UC Berkeley
Where Tibetan highlanders live, the oxygen level is only about 60% of that at sea level. Since every cell in our body needs oxygen to survive, low oxygen levels pose a serious health concern for most people. At such altitudes, people whose ethnic roots trace to low-lying geographic regions are likely to experience nausea, vomiting, dizziness, high blood pressure, and worse — fluid in the lungs and swelling of the brain, which can be life-threatening. Lowlanders who live at high altitudes for long periods of time are likely to develop heart and lung disease. In addition, women from lowland backgrounds have decreased fertility at high altitudes, and the children they do have experience increased rates of infant mortality. For most people, there is a clear fitness cost associated with living at high altitudes.

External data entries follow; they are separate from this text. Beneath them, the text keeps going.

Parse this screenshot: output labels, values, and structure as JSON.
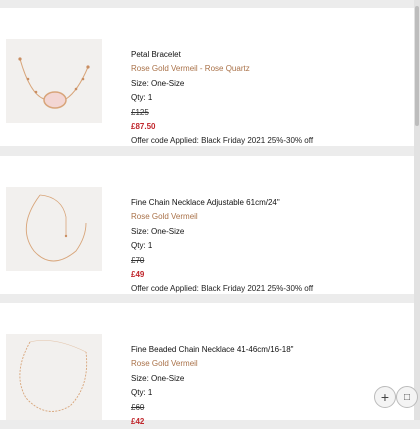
{
  "items": [
    {
      "name": "Petal Bracelet",
      "variant": "Rose Gold Vermeil - Rose Quartz",
      "size": "Size: One-Size",
      "qty": "Qty: 1",
      "original_price": "£125",
      "sale_price": "£87.50",
      "offer": "Offer code Applied: Black Friday 2021 25%-30% off"
    },
    {
      "name": "Fine Chain Necklace Adjustable 61cm/24\"",
      "variant": "Rose Gold Vermeil",
      "size": "Size: One-Size",
      "qty": "Qty: 1",
      "original_price": "£70",
      "sale_price": "£49",
      "offer": "Offer code Applied: Black Friday 2021 25%-30% off"
    },
    {
      "name": "Fine Beaded Chain Necklace 41-46cm/16-18\"",
      "variant": "Rose Gold Vermeil",
      "size": "Size: One-Size",
      "qty": "Qty: 1",
      "original_price": "£60",
      "sale_price": "£42"
    }
  ],
  "colors": {
    "accent": "#a97148",
    "sale": "#c0262c",
    "background": "#ececec"
  },
  "icons": {
    "zoom": "plus-icon",
    "copy": "copy-icon"
  }
}
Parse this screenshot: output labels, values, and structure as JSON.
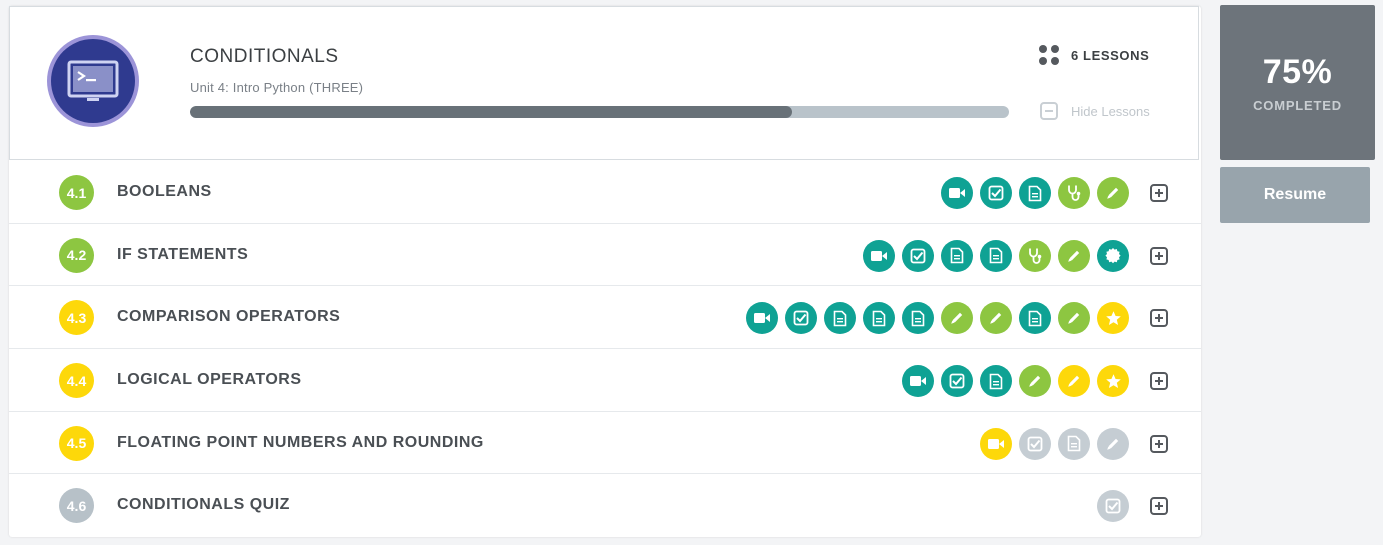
{
  "unit": {
    "title": "CONDITIONALS",
    "subtitle": "Unit 4: Intro Python (THREE)",
    "progress_fraction": 0.735,
    "lessons_count_label": "6 LESSONS",
    "hide_lessons_label": "Hide Lessons"
  },
  "completion": {
    "percent_label": "75%",
    "completed_label": "COMPLETED",
    "resume_label": "Resume"
  },
  "colors": {
    "teal": "#0fa294",
    "green": "#8dc641",
    "yellow": "#fdd80a",
    "gray": "#c5cdd3"
  },
  "lessons": [
    {
      "number": "4.1",
      "title": "BOOLEANS",
      "color": "#8dc641",
      "activities": [
        {
          "type": "video-icon",
          "color": "#0fa294"
        },
        {
          "type": "check-icon",
          "color": "#0fa294"
        },
        {
          "type": "document-icon",
          "color": "#0fa294"
        },
        {
          "type": "stethoscope-icon",
          "color": "#8dc641"
        },
        {
          "type": "pencil-icon",
          "color": "#8dc641"
        }
      ]
    },
    {
      "number": "4.2",
      "title": "IF STATEMENTS",
      "color": "#8dc641",
      "activities": [
        {
          "type": "video-icon",
          "color": "#0fa294"
        },
        {
          "type": "check-icon",
          "color": "#0fa294"
        },
        {
          "type": "document-icon",
          "color": "#0fa294"
        },
        {
          "type": "document-icon",
          "color": "#0fa294"
        },
        {
          "type": "stethoscope-icon",
          "color": "#8dc641"
        },
        {
          "type": "pencil-icon",
          "color": "#8dc641"
        },
        {
          "type": "badge-icon",
          "color": "#0fa294"
        }
      ]
    },
    {
      "number": "4.3",
      "title": "COMPARISON OPERATORS",
      "color": "#fdd80a",
      "activities": [
        {
          "type": "video-icon",
          "color": "#0fa294"
        },
        {
          "type": "check-icon",
          "color": "#0fa294"
        },
        {
          "type": "document-icon",
          "color": "#0fa294"
        },
        {
          "type": "document-icon",
          "color": "#0fa294"
        },
        {
          "type": "document-icon",
          "color": "#0fa294"
        },
        {
          "type": "pencil-icon",
          "color": "#8dc641"
        },
        {
          "type": "pencil-icon",
          "color": "#8dc641"
        },
        {
          "type": "document-icon",
          "color": "#0fa294"
        },
        {
          "type": "pencil-icon",
          "color": "#8dc641"
        },
        {
          "type": "star-icon",
          "color": "#fdd80a"
        }
      ]
    },
    {
      "number": "4.4",
      "title": "LOGICAL OPERATORS",
      "color": "#fdd80a",
      "activities": [
        {
          "type": "video-icon",
          "color": "#0fa294"
        },
        {
          "type": "check-icon",
          "color": "#0fa294"
        },
        {
          "type": "document-icon",
          "color": "#0fa294"
        },
        {
          "type": "pencil-icon",
          "color": "#8dc641"
        },
        {
          "type": "pencil-icon",
          "color": "#fdd80a"
        },
        {
          "type": "star-icon",
          "color": "#fdd80a"
        }
      ]
    },
    {
      "number": "4.5",
      "title": "FLOATING POINT NUMBERS AND ROUNDING",
      "color": "#fdd80a",
      "activities": [
        {
          "type": "video-icon",
          "color": "#fdd80a"
        },
        {
          "type": "check-icon",
          "color": "#c5cdd3"
        },
        {
          "type": "document-icon",
          "color": "#c5cdd3"
        },
        {
          "type": "pencil-icon",
          "color": "#c5cdd3"
        }
      ]
    },
    {
      "number": "4.6",
      "title": "CONDITIONALS QUIZ",
      "color": "#b7c1c8",
      "activities": [
        {
          "type": "check-icon",
          "color": "#c5cdd3"
        }
      ]
    }
  ]
}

The physiological challenges of living so far above sea level are not trivial, and yet people with roots in these areas are largely able to avoid these problems. Biologists aren’t sure how they do it. When lowlanders travel to high altitudes, their bodies produce more red blood cells, which house the oxygen-carrying protein hemoglobin. However, Tibetans living at high altitudes have red blood cell levels and hemoglobin levels similar to those of lowlanders at sea level — and as a consequence of the low oxygen levels at those altitudes, Tibetans live with 10% less oxygen in their blood than most other people. Lower oxygen levels might seem like a disadvantage, yet highland women have fewer fertility problems than lowlanders living at high altitudes, have better blood flow to the uterus during pregnancy, and deliver heavier, healthier babies.1 For these reasons, biologists are convinced that there is an evolutionary explanation for Tibetans’ success — that over generations of living at high altitudes, natural selection has favored traits that allow Tibetans to survive and reproduce in this extreme environment. But which traits?

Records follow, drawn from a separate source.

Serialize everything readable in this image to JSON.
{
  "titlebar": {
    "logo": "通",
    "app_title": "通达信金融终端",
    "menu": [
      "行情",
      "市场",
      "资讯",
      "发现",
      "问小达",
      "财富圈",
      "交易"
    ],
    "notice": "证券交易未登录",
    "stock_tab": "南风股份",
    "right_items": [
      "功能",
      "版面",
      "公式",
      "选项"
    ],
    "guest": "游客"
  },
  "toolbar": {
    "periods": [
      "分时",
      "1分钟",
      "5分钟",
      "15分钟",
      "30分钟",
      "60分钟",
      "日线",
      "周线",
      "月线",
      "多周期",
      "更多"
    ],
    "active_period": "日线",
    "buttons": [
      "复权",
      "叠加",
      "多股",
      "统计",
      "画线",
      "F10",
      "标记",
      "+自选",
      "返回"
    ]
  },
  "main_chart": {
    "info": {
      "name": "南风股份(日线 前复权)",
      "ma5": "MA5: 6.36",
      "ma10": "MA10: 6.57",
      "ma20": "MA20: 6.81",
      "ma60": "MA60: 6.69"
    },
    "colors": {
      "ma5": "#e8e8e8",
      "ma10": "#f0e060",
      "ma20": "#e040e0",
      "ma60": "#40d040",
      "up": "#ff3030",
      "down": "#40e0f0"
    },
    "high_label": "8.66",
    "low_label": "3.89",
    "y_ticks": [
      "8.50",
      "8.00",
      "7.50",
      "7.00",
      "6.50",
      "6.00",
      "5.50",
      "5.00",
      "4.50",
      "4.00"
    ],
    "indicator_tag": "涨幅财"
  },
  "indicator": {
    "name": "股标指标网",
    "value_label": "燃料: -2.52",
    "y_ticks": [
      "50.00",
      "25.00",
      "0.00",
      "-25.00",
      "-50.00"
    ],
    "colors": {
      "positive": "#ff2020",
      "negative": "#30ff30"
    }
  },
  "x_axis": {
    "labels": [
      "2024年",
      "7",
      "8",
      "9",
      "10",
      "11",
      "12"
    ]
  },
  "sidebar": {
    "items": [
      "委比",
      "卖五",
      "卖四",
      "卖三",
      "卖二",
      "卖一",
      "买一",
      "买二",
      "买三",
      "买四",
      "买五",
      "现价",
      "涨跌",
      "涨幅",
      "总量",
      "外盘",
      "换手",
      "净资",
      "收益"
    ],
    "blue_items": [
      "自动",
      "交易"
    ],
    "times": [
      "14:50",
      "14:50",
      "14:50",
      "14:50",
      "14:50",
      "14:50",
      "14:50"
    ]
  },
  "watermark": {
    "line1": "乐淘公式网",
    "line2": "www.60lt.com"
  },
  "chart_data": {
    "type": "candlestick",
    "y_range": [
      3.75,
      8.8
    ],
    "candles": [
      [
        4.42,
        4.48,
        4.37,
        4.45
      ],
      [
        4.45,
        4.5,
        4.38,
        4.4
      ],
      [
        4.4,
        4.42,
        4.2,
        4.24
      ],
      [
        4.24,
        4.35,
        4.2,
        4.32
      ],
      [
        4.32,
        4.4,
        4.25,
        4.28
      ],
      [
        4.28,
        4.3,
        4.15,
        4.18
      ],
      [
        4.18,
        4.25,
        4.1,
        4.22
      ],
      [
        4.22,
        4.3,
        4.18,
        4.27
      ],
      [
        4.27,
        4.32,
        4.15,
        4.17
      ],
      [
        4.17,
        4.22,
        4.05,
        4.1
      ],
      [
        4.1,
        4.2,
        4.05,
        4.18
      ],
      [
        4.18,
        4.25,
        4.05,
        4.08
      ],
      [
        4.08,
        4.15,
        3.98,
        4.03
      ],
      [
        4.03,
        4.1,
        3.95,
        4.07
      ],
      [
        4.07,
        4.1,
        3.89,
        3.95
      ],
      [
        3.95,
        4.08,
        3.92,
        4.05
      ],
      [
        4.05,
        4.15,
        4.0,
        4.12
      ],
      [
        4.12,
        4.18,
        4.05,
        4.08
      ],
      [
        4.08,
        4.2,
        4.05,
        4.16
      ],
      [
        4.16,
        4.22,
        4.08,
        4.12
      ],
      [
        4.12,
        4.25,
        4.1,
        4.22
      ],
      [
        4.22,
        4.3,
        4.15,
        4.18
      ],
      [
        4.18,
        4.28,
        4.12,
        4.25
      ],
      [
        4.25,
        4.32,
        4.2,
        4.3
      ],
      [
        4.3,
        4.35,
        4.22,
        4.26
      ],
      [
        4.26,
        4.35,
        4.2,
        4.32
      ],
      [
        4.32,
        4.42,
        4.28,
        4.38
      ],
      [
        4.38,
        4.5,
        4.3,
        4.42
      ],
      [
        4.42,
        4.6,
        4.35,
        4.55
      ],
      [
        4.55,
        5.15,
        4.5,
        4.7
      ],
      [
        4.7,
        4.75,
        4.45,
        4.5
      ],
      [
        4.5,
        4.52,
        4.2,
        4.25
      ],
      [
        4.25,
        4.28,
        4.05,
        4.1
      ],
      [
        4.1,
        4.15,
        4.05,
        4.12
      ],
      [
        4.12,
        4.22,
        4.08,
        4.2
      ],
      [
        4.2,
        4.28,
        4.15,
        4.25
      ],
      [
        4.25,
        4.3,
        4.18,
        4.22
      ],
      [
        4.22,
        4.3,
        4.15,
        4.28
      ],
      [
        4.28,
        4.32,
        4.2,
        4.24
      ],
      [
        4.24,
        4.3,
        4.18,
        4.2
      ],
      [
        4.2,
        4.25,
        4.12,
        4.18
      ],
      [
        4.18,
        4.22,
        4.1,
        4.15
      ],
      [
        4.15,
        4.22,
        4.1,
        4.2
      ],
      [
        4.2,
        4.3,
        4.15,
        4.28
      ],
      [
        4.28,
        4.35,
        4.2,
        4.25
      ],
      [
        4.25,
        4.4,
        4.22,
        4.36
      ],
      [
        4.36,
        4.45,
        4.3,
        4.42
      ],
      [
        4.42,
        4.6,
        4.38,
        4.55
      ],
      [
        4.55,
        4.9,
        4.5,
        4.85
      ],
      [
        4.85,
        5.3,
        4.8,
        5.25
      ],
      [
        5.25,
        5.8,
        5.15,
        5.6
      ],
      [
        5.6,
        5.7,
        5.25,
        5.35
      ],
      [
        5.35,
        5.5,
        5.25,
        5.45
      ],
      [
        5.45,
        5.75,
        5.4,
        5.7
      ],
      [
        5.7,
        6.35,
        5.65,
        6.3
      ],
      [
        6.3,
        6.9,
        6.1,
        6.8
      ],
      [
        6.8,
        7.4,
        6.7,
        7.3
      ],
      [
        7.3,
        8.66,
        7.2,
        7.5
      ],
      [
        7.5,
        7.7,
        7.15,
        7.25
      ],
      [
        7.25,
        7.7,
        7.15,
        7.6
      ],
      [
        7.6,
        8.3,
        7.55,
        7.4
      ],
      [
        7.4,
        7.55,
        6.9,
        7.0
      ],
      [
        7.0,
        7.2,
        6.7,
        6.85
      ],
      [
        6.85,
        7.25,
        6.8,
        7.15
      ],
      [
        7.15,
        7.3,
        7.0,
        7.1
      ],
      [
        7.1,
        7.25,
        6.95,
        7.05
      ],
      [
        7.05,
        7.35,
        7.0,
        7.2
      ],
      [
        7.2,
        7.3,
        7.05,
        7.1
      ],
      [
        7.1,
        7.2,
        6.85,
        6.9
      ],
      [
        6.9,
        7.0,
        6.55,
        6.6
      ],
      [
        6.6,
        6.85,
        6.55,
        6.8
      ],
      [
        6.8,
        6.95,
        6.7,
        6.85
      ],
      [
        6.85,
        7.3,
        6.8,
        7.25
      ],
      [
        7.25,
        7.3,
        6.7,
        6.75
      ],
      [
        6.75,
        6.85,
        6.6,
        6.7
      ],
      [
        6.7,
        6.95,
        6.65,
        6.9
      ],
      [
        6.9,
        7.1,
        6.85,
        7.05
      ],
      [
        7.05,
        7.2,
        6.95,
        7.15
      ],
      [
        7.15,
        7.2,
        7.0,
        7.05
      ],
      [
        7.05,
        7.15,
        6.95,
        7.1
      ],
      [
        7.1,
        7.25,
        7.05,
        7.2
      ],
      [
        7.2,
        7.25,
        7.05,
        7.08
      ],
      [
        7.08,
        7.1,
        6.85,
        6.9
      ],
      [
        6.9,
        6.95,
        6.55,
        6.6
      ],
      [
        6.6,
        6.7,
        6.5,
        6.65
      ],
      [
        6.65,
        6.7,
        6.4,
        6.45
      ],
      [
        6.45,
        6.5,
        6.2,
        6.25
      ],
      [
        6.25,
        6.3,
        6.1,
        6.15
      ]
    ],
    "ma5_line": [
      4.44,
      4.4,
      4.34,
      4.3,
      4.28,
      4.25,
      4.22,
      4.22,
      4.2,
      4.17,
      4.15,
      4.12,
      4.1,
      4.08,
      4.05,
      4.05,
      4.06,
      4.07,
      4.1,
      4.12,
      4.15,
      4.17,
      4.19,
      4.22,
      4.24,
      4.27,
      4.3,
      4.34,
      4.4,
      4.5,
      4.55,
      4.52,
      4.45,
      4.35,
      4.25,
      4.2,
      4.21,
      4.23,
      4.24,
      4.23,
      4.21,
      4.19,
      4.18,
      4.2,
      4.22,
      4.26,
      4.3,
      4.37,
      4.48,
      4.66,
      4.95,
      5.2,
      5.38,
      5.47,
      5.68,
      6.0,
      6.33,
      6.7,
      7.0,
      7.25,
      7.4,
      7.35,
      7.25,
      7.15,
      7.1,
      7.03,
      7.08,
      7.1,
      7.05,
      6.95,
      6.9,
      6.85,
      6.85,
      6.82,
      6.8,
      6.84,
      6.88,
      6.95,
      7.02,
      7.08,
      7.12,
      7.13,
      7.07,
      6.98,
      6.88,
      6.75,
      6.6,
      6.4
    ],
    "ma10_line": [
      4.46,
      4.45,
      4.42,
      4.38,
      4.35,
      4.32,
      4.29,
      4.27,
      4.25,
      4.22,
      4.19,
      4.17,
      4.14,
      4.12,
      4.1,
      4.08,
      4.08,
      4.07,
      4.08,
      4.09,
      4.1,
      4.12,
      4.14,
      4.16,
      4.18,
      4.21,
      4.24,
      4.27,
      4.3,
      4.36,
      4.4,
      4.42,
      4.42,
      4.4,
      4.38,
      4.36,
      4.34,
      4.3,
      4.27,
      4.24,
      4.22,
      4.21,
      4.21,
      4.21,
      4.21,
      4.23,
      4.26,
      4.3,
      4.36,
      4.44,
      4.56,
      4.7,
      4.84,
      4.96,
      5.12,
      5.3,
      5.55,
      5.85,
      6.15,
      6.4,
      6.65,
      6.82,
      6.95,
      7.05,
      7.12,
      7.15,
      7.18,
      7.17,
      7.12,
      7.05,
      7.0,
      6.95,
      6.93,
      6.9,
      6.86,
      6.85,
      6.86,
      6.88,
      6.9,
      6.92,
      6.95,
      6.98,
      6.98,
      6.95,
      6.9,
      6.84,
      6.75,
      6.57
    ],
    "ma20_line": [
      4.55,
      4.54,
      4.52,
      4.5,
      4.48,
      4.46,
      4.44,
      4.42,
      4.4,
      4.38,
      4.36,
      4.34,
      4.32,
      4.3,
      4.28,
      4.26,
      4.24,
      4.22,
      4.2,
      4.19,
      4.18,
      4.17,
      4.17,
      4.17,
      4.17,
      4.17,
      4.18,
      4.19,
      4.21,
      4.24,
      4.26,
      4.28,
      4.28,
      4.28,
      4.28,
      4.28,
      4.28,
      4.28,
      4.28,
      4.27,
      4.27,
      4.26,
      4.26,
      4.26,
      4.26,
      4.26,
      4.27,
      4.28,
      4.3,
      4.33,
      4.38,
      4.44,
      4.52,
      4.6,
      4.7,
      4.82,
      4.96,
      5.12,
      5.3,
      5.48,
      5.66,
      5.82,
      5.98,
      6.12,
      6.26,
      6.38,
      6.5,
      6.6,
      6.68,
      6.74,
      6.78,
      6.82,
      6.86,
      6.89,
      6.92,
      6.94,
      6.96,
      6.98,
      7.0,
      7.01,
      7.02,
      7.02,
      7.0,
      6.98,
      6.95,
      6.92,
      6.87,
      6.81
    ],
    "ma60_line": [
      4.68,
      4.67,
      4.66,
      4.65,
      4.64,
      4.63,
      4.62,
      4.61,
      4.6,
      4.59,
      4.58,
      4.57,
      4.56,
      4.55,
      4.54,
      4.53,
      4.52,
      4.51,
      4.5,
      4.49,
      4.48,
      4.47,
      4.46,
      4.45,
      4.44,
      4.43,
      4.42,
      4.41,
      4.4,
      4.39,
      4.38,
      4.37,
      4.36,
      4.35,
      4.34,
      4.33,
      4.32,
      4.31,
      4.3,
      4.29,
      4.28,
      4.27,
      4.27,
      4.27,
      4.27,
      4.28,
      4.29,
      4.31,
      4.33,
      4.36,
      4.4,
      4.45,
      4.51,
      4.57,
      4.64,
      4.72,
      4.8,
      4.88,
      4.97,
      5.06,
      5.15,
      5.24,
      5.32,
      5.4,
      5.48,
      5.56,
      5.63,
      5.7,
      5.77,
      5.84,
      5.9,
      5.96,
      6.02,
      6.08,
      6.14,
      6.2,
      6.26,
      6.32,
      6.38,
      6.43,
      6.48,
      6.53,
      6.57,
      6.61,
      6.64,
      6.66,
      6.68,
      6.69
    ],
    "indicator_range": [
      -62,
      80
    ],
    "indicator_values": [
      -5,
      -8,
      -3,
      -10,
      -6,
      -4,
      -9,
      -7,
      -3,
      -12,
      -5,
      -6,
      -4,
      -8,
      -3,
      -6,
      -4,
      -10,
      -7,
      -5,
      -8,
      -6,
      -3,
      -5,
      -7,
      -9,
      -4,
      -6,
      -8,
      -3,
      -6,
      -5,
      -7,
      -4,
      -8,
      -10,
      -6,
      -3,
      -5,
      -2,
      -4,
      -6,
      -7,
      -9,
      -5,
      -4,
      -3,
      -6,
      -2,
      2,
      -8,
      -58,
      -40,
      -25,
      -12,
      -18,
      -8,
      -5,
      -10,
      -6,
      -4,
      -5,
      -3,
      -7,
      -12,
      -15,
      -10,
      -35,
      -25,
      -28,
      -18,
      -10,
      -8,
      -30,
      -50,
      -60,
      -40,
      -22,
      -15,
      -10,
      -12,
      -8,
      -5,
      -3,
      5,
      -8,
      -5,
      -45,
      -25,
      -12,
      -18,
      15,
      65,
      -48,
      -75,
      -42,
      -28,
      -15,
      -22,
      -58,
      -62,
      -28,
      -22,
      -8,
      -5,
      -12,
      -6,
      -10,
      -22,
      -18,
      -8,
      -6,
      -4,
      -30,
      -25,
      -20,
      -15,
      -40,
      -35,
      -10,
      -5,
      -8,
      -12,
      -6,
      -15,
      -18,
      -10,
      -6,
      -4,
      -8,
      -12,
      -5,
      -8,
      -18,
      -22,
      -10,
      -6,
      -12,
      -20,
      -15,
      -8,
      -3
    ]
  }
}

When the Beijing Genomics Institute approached the lab in which Emilia worked about a collaboration to investigate that question, she was excited to be part of the team to take a crack at it…
The adaptations that allow Tibetans to function at high altitudes are very different from the acclimatization process that most of us go through when we spend time at those heights. When lowlanders visit Denver, La Paz, or Lhasa, for example, their bodies acclimatize by producing more red blood cells. This change may help compensate for decreased oxygen levels in the short term, allowing breathing and heart rate to return to normal. What is involved is not a genetic change, but phenotypic plasticity, a change to a trait in response to environmental factors. True evolutionary adaptations, on the other hand, involve a change in the genetic makeup of individuals. For all the reasons described on this page, Emilia and her colleagues suspected that the heritable traits possessed by Tibetans represent true evolutionary adaptations.
1Moore, L.G., D. Young, R.E. McCullough, T. Droma, and S. Zamudio. 2001. Tibetan protection from intrauterine grown restriction (IUGR) and reproductive loss at high altitude. American Journal of Human Biology 13:635-644.
Beall, C.M. 2003. High-altitude adaptations. The Lancet 362:14-15.